Em suas primeiras investigações pictóricas, Palhano teria se debruçado sobre o que nomeou de 'imagens frias' — imagens esmaecidas, soterradas pela alta produção imagética, pela hipervisibilidade do mundo moderno e seu constante anseio pelo consumo.  A perda de opacidade e presença dessas imagens, segundo o artista, decorreria da superabundância de 'imagens quentes', cujo apelo reside na alta visibilidade e sua intricada adesão à mídia de massa. 

Desse modo, sua produção estaria comprometida com o resgate de imagens ordinárias que, quando transpostas para o campo da pintura, contornam a dimensão trivial a que pertencem para ocupar a excepcionalidade das discussões pictóricas — ainda que, em sua autonomia, questionem sua própria condição privilegiada, já que subvertem questões fundamentais da tradição da pintura e do suporte. 

A técnica utilizada por Palhano desdenha ironicamente do dinamismo da produção de imagens na contemporaneidade. A partir da sobreposição de encorpadas camadas de tinta a óleo — somadas ao seu extenso tempo de maturação e secagem —, elabora uma espécie de contradição que relativiza as atuais relações entre produção e consumo, ao esculpir nessas espessas camadas de tinta e dilatar o tempo de retomada dessas imagens, trazendo-as à superfície para serem rememoradas no mundo.

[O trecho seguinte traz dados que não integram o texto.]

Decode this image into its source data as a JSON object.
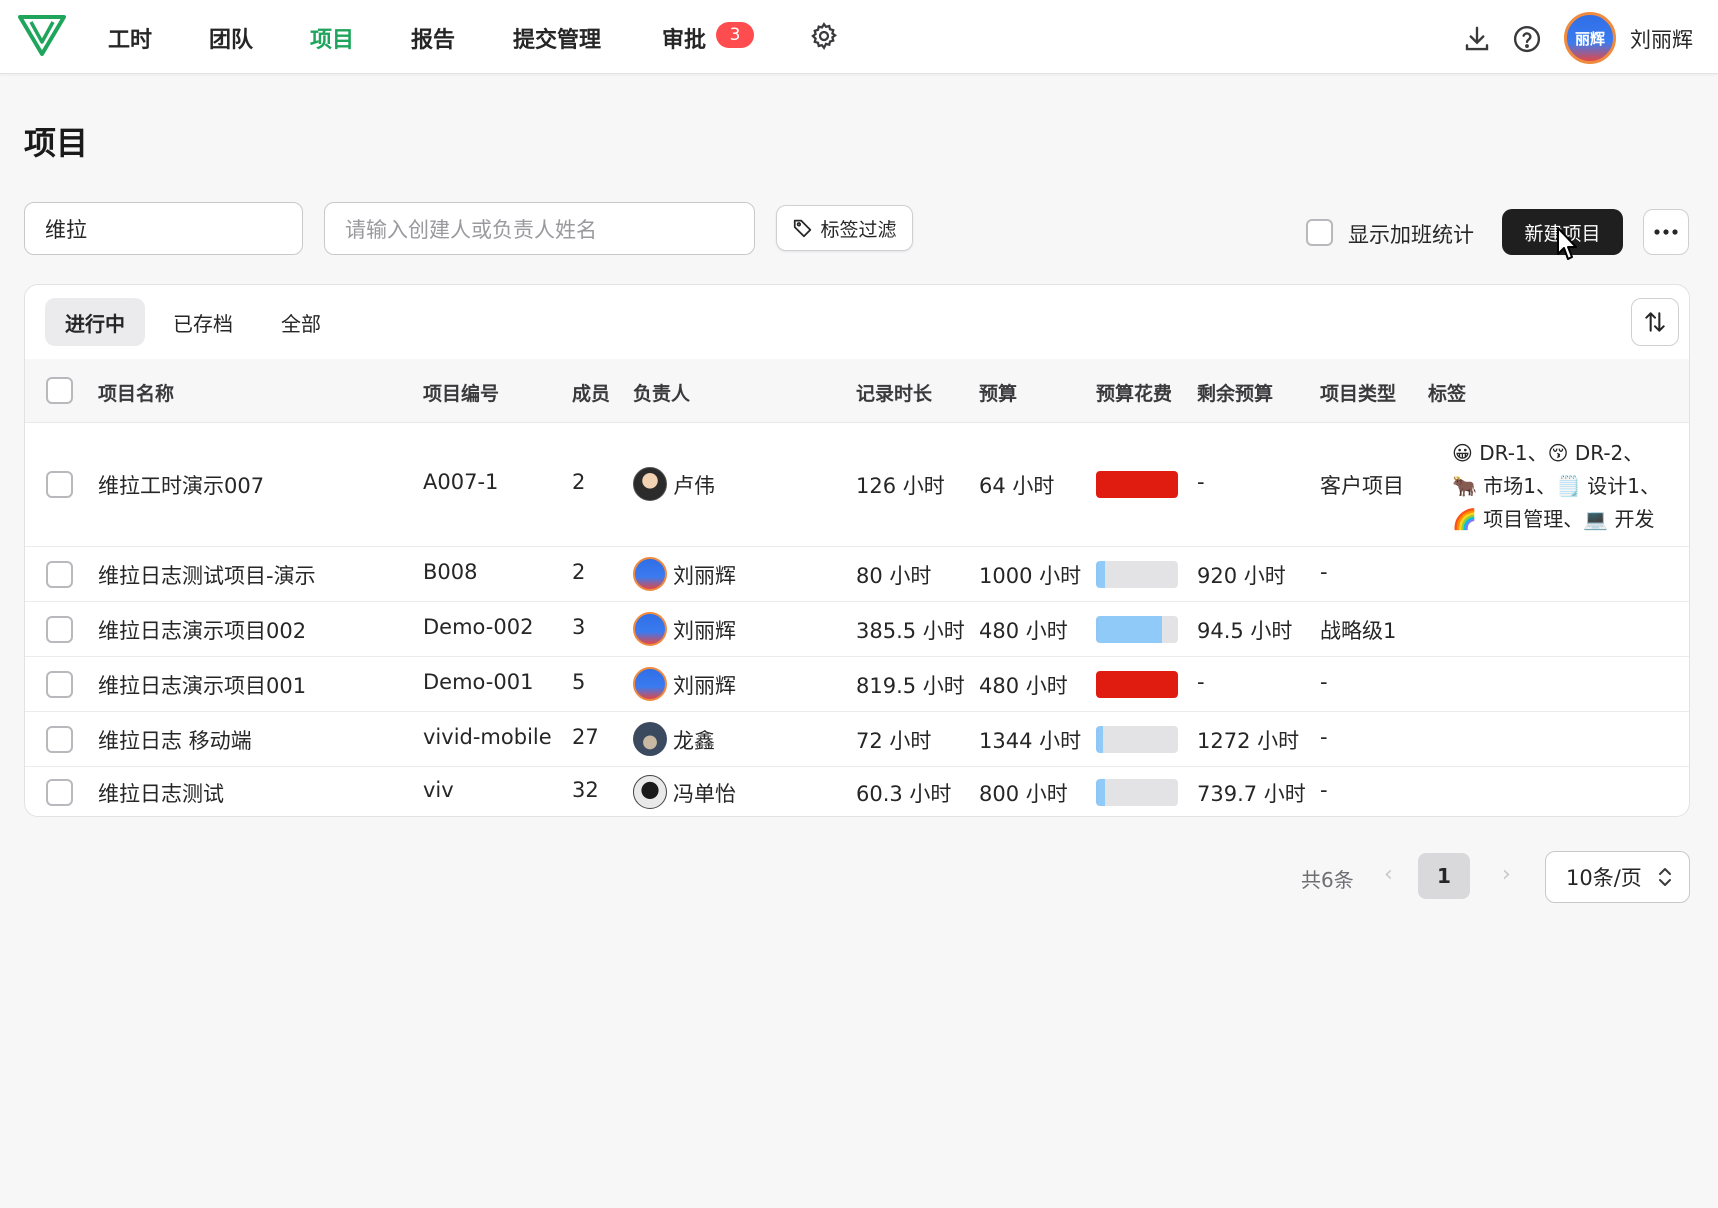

Entretanto, ainda que sua produção atue numa espécie de desmedida entre o resgate de imagens fragilizadas pelas dinâmicas do mundo e seu reposicionamento no debate privilegiado da arte, Palhano encontra, em sua tarefa de ressignificação, pequenos espaços de respiro e lampejos do que viria a se tratar de uma iconografia de apelo biográfico. De modo que as 'pequenas imagens', que fundam seu repertório imagético, encontrem espaço no vasto vocábulo iconográfico da história da pintura. 

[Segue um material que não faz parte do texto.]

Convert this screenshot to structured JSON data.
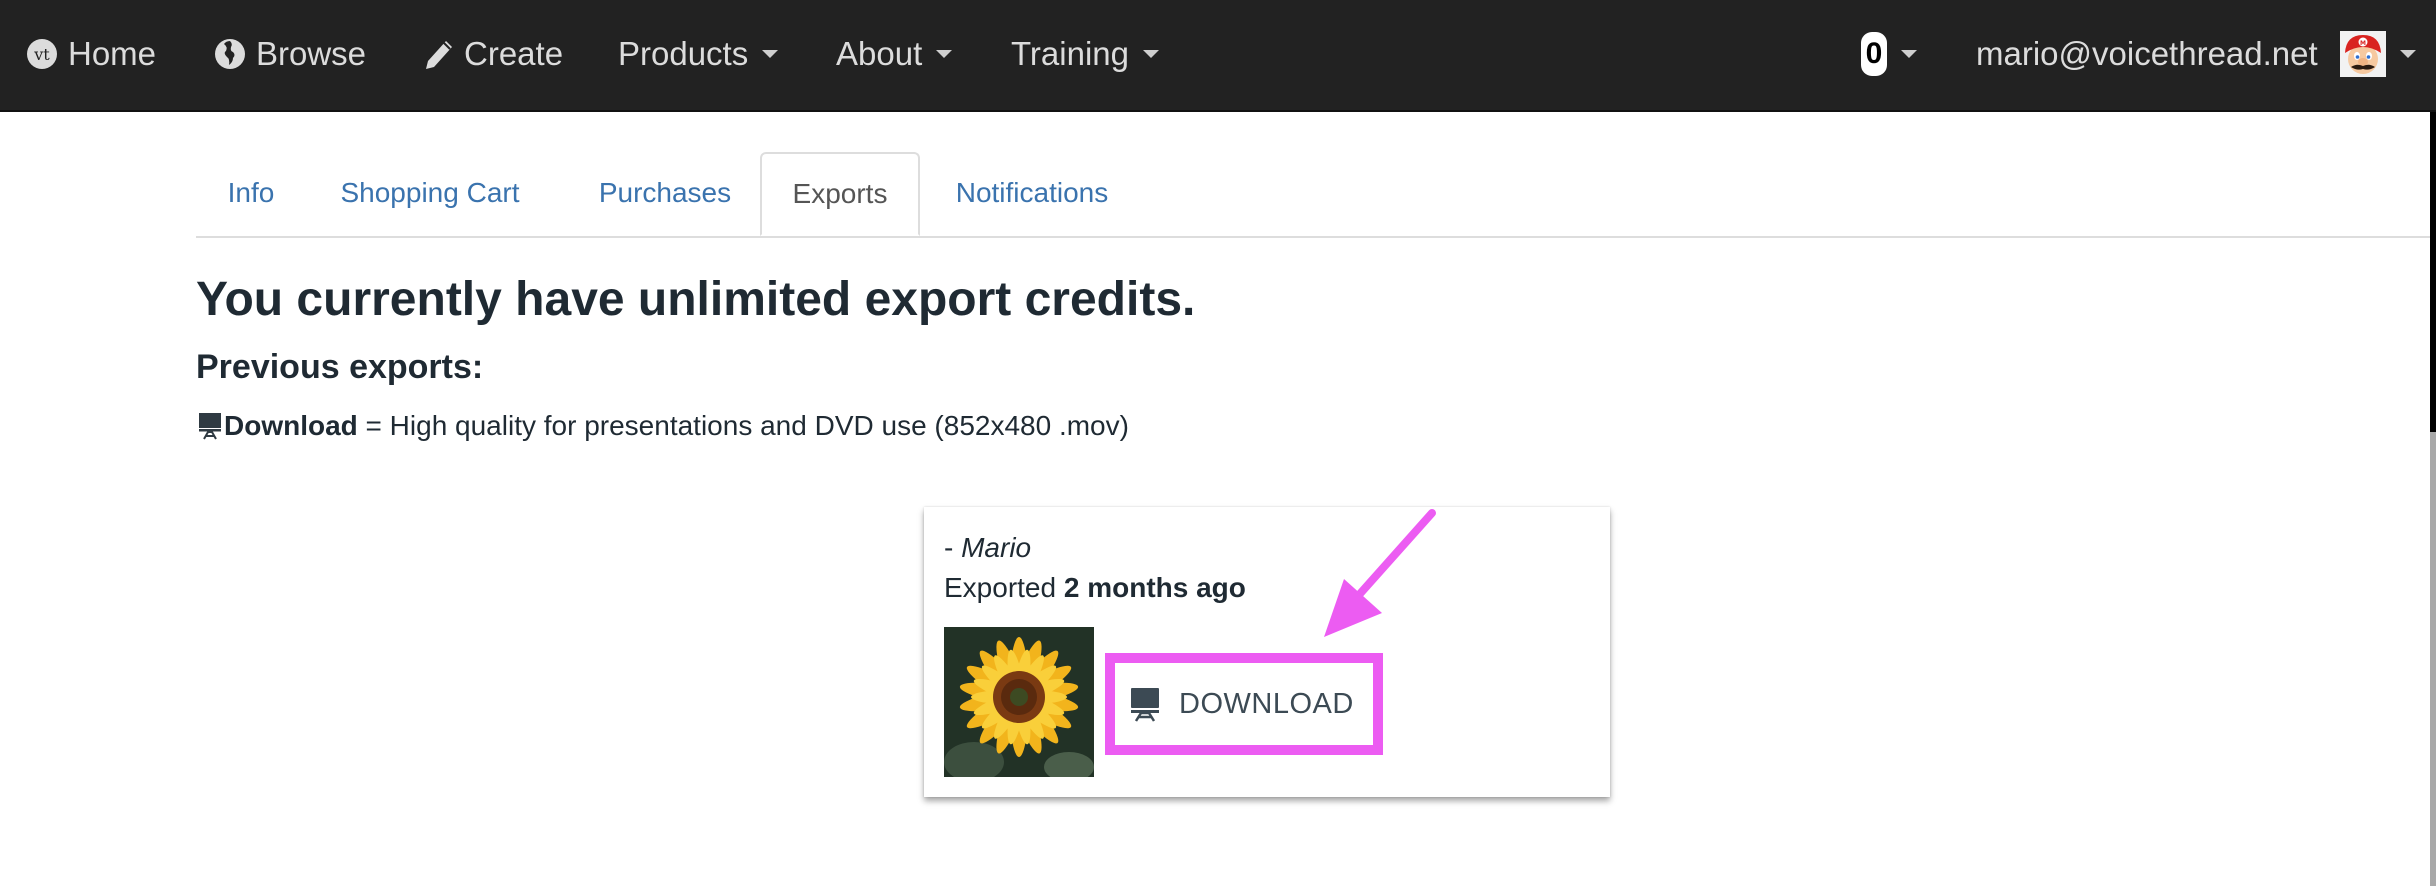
{
  "navbar": {
    "items": [
      {
        "label": "Home",
        "icon": "vt-logo-icon"
      },
      {
        "label": "Browse",
        "icon": "globe-icon"
      },
      {
        "label": "Create",
        "icon": "pencil-icon"
      },
      {
        "label": "Products",
        "dropdown": true
      },
      {
        "label": "About",
        "dropdown": true
      },
      {
        "label": "Training",
        "dropdown": true
      }
    ],
    "notification_count": "0",
    "user_email": "mario@voicethread.net",
    "avatar_icon": "user-avatar-mario"
  },
  "tabs": [
    {
      "label": "Info",
      "active": false
    },
    {
      "label": "Shopping Cart",
      "active": false
    },
    {
      "label": "Purchases",
      "active": false
    },
    {
      "label": "Exports",
      "active": true
    },
    {
      "label": "Notifications",
      "active": false
    }
  ],
  "main": {
    "credits_heading": "You currently have unlimited export credits.",
    "previous_heading": "Previous exports:",
    "legend": {
      "icon": "presentation-icon",
      "label": "Download",
      "description": " = High quality for presentations and DVD use (852x480 .mov)"
    }
  },
  "export_card": {
    "author_prefix": "- ",
    "author": "Mario",
    "exported_prefix": "Exported ",
    "exported_time": "2 months ago",
    "thumbnail": "sunflower-thumbnail",
    "download_label": "DOWNLOAD"
  },
  "annotation": {
    "highlight_color": "#ec5cf2"
  },
  "colors": {
    "navbar_bg": "#222222",
    "link": "#3a73ae",
    "text": "#1f2a33"
  }
}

Essas pequenas presenças clandestinas acalentam a maneira pela qual persiste o vigor de suas decisões em pintura — sejam formais ou conceituais —, sobretudo porque em parte desses lampejos de existência persiste no sol a presença de sua mãe, no palhaço a lembrança afetiva de seu padrasto, ou como na imagem da casa que, neste caso, corporifica questões partilhadas entre o artista e sua irmã.

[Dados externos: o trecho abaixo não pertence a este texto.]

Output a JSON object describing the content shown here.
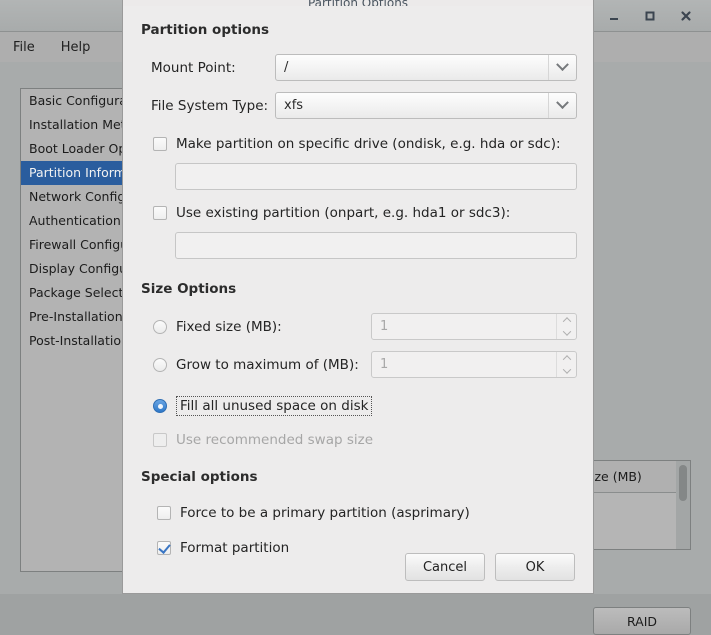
{
  "window": {
    "controls": {
      "minimize": "minimize-icon",
      "maximize": "maximize-icon",
      "close": "close-icon"
    },
    "menu": [
      {
        "label": "File"
      },
      {
        "label": "Help"
      }
    ]
  },
  "sidebar": {
    "items": [
      {
        "label": "Basic Configuration",
        "selected": false
      },
      {
        "label": "Installation Method",
        "selected": false
      },
      {
        "label": "Boot Loader Options",
        "selected": false
      },
      {
        "label": "Partition Information",
        "selected": true
      },
      {
        "label": "Network Configuration",
        "selected": false
      },
      {
        "label": "Authentication",
        "selected": false
      },
      {
        "label": "Firewall Configuration",
        "selected": false
      },
      {
        "label": "Display Configuration",
        "selected": false
      },
      {
        "label": "Package Selection",
        "selected": false
      },
      {
        "label": "Pre-Installation Script",
        "selected": false
      },
      {
        "label": "Post-Installation Script",
        "selected": false
      }
    ]
  },
  "background_panel": {
    "table_header": "ize (MB)",
    "raid_button": "RAID"
  },
  "dialog": {
    "title": "Partition Options",
    "sections": {
      "partition_options": {
        "title": "Partition options",
        "mount_point": {
          "label": "Mount Point:",
          "value": "/"
        },
        "file_system_type": {
          "label": "File System Type:",
          "value": "xfs"
        },
        "ondisk": {
          "label": "Make partition on specific drive (ondisk, e.g. hda or sdc):",
          "checked": false,
          "value": "",
          "placeholder": ""
        },
        "onpart": {
          "label": "Use existing partition (onpart, e.g. hda1 or sdc3):",
          "checked": false,
          "value": "",
          "placeholder": ""
        }
      },
      "size_options": {
        "title": "Size Options",
        "fixed_size": {
          "label": "Fixed size (MB):",
          "selected": false,
          "value": "1"
        },
        "grow_to_max": {
          "label": "Grow to maximum of (MB):",
          "selected": false,
          "value": "1"
        },
        "fill_all": {
          "label": "Fill all unused space on disk",
          "selected": true,
          "focused": true
        },
        "recommended_swap": {
          "label": "Use recommended swap size",
          "checked": false,
          "disabled": true
        }
      },
      "special_options": {
        "title": "Special options",
        "asprimary": {
          "label": "Force to be a primary partition (asprimary)",
          "checked": false
        },
        "format": {
          "label": "Format partition",
          "checked": true
        }
      }
    },
    "buttons": {
      "cancel": "Cancel",
      "ok": "OK"
    }
  },
  "colors": {
    "selection_blue": "#2a5d9e",
    "check_blue": "#3a76c4",
    "dialog_bg": "#edecec",
    "window_bg": "#a8abab",
    "titlebar": "#aeaeae"
  }
}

Essa espécie de partilha gestual, que descompensa a causalidade das representações facilmente assimiláveis do contexto histórico da pintura, teria conduzido sua produção a outras instâncias para além da retomada de suas 'imagens frias' — mas a uma nobre atenção aos objetos observáveis que, embora também flutuem no lugar ordinário cotidiano, conquistam espaço formal e o lugar de visualidade excepcional em suas pinturas, de modo a horizontalizar uma experiência humana a partir da condição de existência dessas imagens, como em uma crônica dos dias alheios. 

Neste sentido, Palhano volta sua atenção ao acaso dos encontros, trazendo para o corpo da pintura parte desses objetos que possuem qualidades crônicas. Surgem, a partir disso, imagens com outras densidades de presença, sobretudo porque persiste nelas uma espécie de ética ao serem mantidas suas narrativas simbólicas particulares mesmo quando deslocadas da dimensão objetual para a bidimensionalidade da pintura. Uma placa de restaurante com a figura de um garçom, bainhas de faca, formas de sapateiro, martelos de coureiro e outros objetos que se apresentam a Palhano tornam-se co-autores na transposição de suas representações, de modo a nos lembrar que toda experiência sensível humana se trata da experiência das coisas como um todo. As coisas ordinárias não mentem.